After generating LLM-based topic names, you can view them in the web interface:
-
Start the server:
python manage.py runserver
-
Navigate to http://localhost:8000/
-
Select your dataset and analysis
-
Topic names will be displayed with the "LLM-10words" naming scheme
You can switch between different naming schemes (Top3, TF-ITF Top 3, LLM-10words) in the interface.
Make sure you've set the environment variable:
export OPENAI_API_KEY='your-key-here'Verify it's set:
echo $OPENAI_API_KEYInstall the OpenAI package:
pip install openaiIf you hit rate limits with many topics:
- Add delays between API calls
- Use gpt-4o-mini (higher rate limits)
- Batch process topics in smaller groups
If fallback_to_topn=True (default), the system will automatically use simple Top-3 naming for any topics that fail LLM generation. This ensures robustness even with API issues.

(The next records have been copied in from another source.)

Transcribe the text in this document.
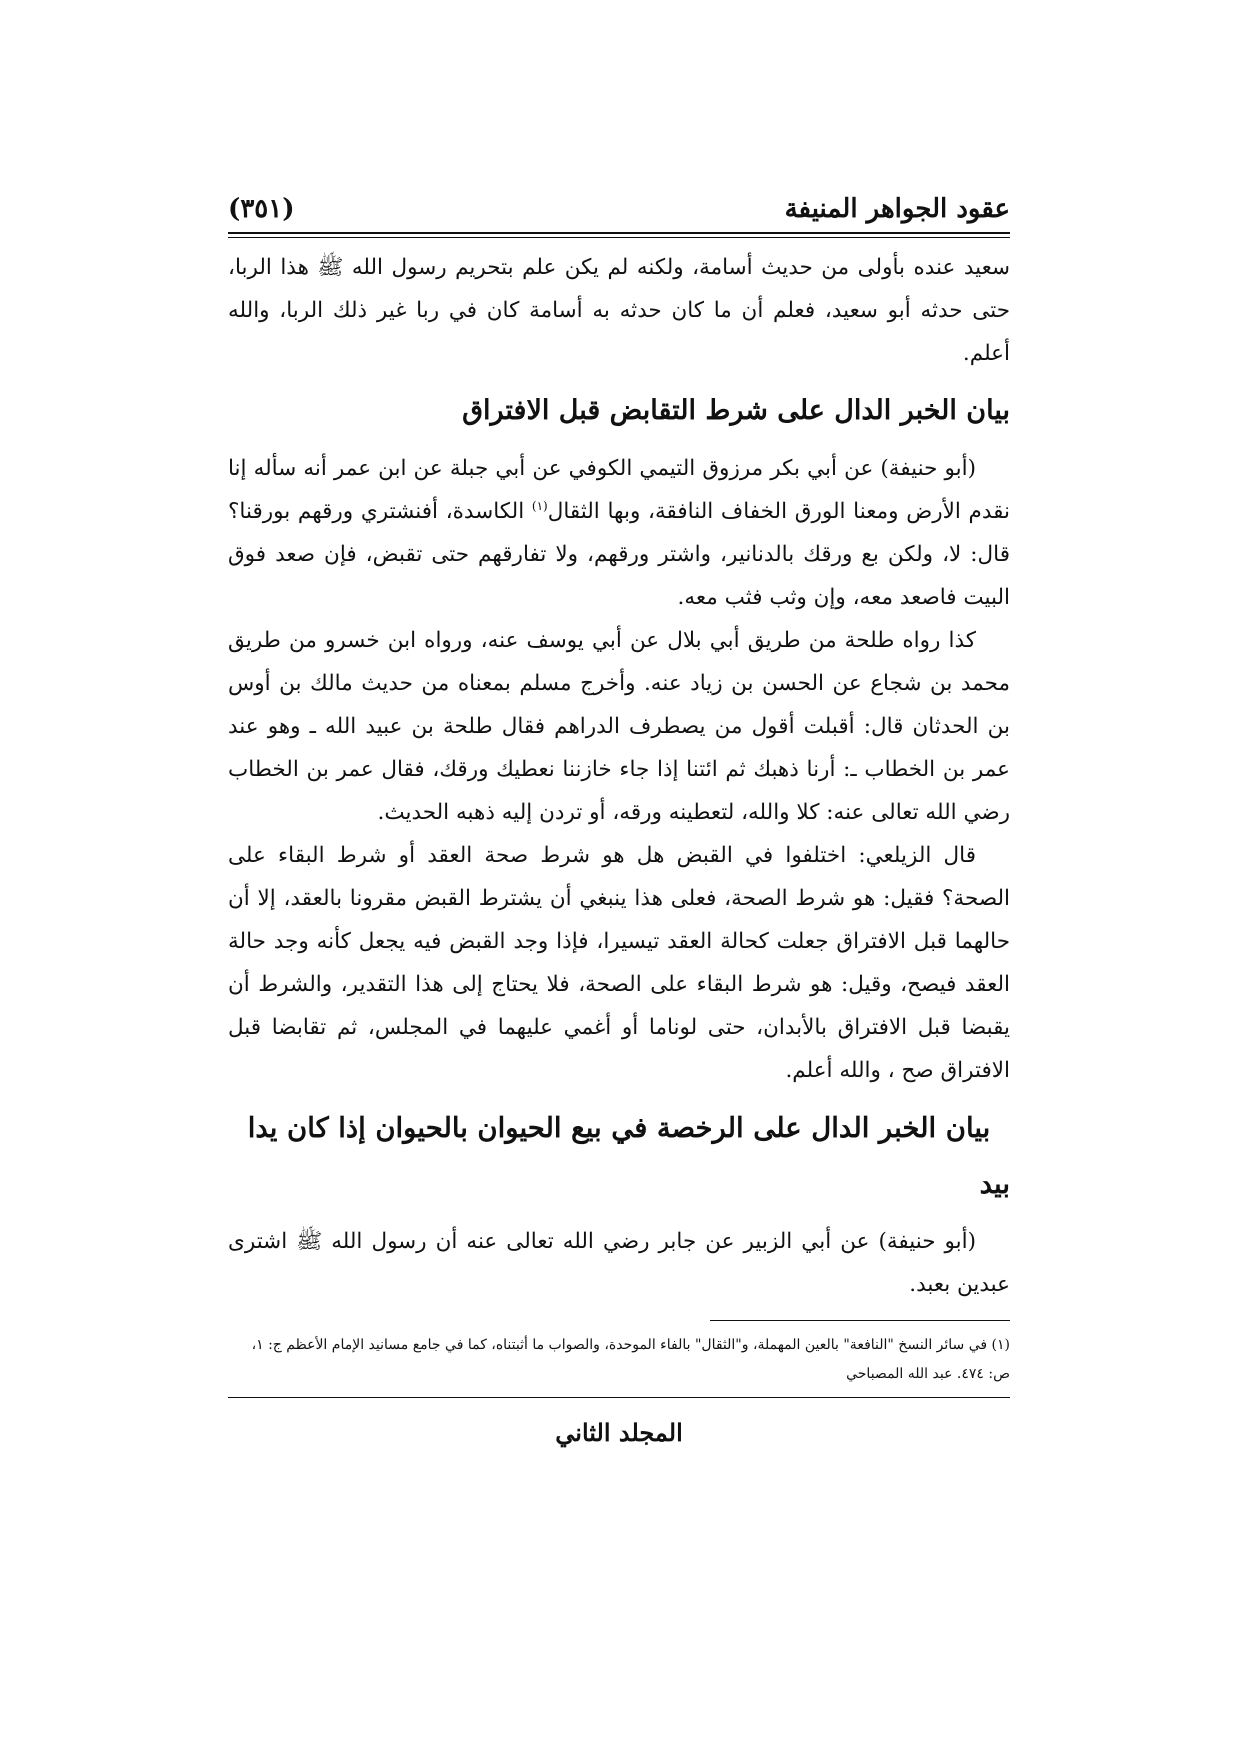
عقود الجواهر المنيفة
(٣٥١)

سعيد عنده بأولى من حديث أسامة، ولكنه لم يكن علم بتحريم رسول الله ﷺ هذا الربا، حتى حدثه أبو سعيد، فعلم أن ما كان حدثه به أسامة كان في ربا غير ذلك الربا، والله أعلم.

بيان الخبر الدال على شرط التقابض قبل الافتراق

(أبو حنيفة) عن أبي بكر مرزوق التيمي الكوفي عن أبي جبلة عن ابن عمر أنه سأله إنا نقدم الأرض ومعنا الورق الخفاف النافقة، وبها الثقال$^{(١)}$ الكاسدة، أفنشتري ورقهم بورقنا؟ قال: لا، ولكن بع ورقك بالدنانير، واشتر ورقهم، ولا تفارقهم حتى تقبض، فإن صعد فوق البيت فاصعد معه، وإن وثب فثب معه.

كذا رواه طلحة من طريق أبي بلال عن أبي يوسف عنه، ورواه ابن خسرو من طريق محمد بن شجاع عن الحسن بن زياد عنه. وأخرج مسلم بمعناه من حديث مالك بن أوس بن الحدثان قال: أقبلت أقول من يصطرف الدراهم فقال طلحة بن عبيد الله ـ وهو عند عمر بن الخطاب ـ: أرنا ذهبك ثم ائتنا إذا جاء خازننا نعطيك ورقك، فقال عمر بن الخطاب رضي الله تعالى عنه: كلا والله، لتعطينه ورقه، أو تردن إليه ذهبه الحديث.

قال الزيلعي: اختلفوا في القبض هل هو شرط صحة العقد أو شرط البقاء على الصحة؟ فقيل: هو شرط الصحة، فعلى هذا ينبغي أن يشترط القبض مقرونا بالعقد، إلا أن حالهما قبل الافتراق جعلت كحالة العقد تيسيرا، فإذا وجد القبض فيه يجعل كأنه وجد حالة العقد فيصح، وقيل: هو شرط البقاء على الصحة، فلا يحتاج إلى هذا التقدير، والشرط أن يقبضا قبل الافتراق بالأبدان، حتى لوناما أو أغمي عليهما في المجلس، ثم تقابضا قبل الافتراق صح ، والله أعلم.

بيان الخبر الدال على الرخصة في بيع الحيوان بالحيوان إذا كان يدا بيد

(أبو حنيفة) عن أبي الزبير عن جابر رضي الله تعالى عنه أن رسول الله ﷺ اشترى عبدين بعبد.

(١) في سائر النسخ "النافعة" بالعين المهملة، و"الثقال" بالفاء الموحدة، والصواب ما أثبتناه، كما في جامع مسانيد الإمام الأعظم ج: ١، ص: ٤٧٤. عبد الله المصباحي

المجلد الثاني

# Generate LLM names for a 20-topic State of the Union analysis
llm_namer = LLMTopicNamer(n_words=12, n_docs=5, model="gpt-4o-mini")
create_topic_names('default', analysis_db, [llm_namer], verbose=True)Example output:
-
Instead of: "war military troops"
-
LLM generates: "Military Operations and National Defense"
-
Instead of: "economy jobs workers"
-
LLM generates: "Economic Growth and Employment"

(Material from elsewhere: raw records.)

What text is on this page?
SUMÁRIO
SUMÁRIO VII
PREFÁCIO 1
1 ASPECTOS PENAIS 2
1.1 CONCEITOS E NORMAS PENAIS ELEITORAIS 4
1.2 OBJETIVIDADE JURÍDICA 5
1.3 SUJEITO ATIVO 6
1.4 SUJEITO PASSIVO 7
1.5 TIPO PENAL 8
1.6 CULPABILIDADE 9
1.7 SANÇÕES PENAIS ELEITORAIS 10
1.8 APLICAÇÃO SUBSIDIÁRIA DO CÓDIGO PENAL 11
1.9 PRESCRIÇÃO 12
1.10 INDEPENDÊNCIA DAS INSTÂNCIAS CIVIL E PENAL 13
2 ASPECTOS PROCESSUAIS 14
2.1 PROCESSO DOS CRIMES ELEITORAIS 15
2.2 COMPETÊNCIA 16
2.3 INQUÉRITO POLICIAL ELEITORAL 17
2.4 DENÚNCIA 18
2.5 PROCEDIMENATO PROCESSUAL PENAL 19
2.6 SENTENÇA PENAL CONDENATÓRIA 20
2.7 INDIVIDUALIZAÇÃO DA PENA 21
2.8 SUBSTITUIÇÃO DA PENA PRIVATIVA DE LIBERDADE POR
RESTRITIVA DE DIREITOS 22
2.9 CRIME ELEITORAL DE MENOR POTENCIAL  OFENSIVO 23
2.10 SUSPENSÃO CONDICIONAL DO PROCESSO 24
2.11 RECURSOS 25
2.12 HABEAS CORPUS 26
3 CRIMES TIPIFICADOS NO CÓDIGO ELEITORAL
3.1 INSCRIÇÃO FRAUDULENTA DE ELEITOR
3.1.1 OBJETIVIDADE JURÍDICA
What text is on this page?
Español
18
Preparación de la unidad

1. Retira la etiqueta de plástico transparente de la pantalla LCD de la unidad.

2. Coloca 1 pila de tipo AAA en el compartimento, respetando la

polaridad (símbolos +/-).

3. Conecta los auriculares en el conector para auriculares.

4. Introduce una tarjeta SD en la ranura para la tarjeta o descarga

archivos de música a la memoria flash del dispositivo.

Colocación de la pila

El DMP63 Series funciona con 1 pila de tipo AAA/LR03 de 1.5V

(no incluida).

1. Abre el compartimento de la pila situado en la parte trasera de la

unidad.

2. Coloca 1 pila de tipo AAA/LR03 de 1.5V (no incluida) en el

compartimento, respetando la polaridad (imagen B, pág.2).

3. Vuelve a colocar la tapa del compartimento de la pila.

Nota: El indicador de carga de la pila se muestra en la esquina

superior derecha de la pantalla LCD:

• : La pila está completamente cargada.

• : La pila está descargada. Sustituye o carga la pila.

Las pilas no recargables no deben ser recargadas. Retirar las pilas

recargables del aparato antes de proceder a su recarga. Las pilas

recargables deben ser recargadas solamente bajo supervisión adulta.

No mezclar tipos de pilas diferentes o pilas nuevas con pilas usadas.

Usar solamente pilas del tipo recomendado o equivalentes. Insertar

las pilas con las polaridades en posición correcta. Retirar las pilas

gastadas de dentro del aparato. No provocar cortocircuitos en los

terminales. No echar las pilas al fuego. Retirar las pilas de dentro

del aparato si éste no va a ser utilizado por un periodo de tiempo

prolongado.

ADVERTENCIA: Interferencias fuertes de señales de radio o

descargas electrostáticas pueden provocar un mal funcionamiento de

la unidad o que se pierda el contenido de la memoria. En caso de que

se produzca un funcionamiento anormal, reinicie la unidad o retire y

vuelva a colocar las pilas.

You can specify different OpenAI models:
# Use GPT-4o for higher quality (more expensive)
llm_namer = LLMTopicNamer(model="gpt-4o")
# Use GPT-3.5 for faster, cheaper naming
llm_namer = LLMTopicNamer(model="gpt-3.5-turbo")To automatically generate LLM names during analysis, modify your analysis script:
# After running analysis
python tg.py analyze state_of_the_union --number-of-topics 20 --stopwords stopwords/english_all.txt
# Then run LLM naming
python generate_llm_names.pyOr create a combined script that does both.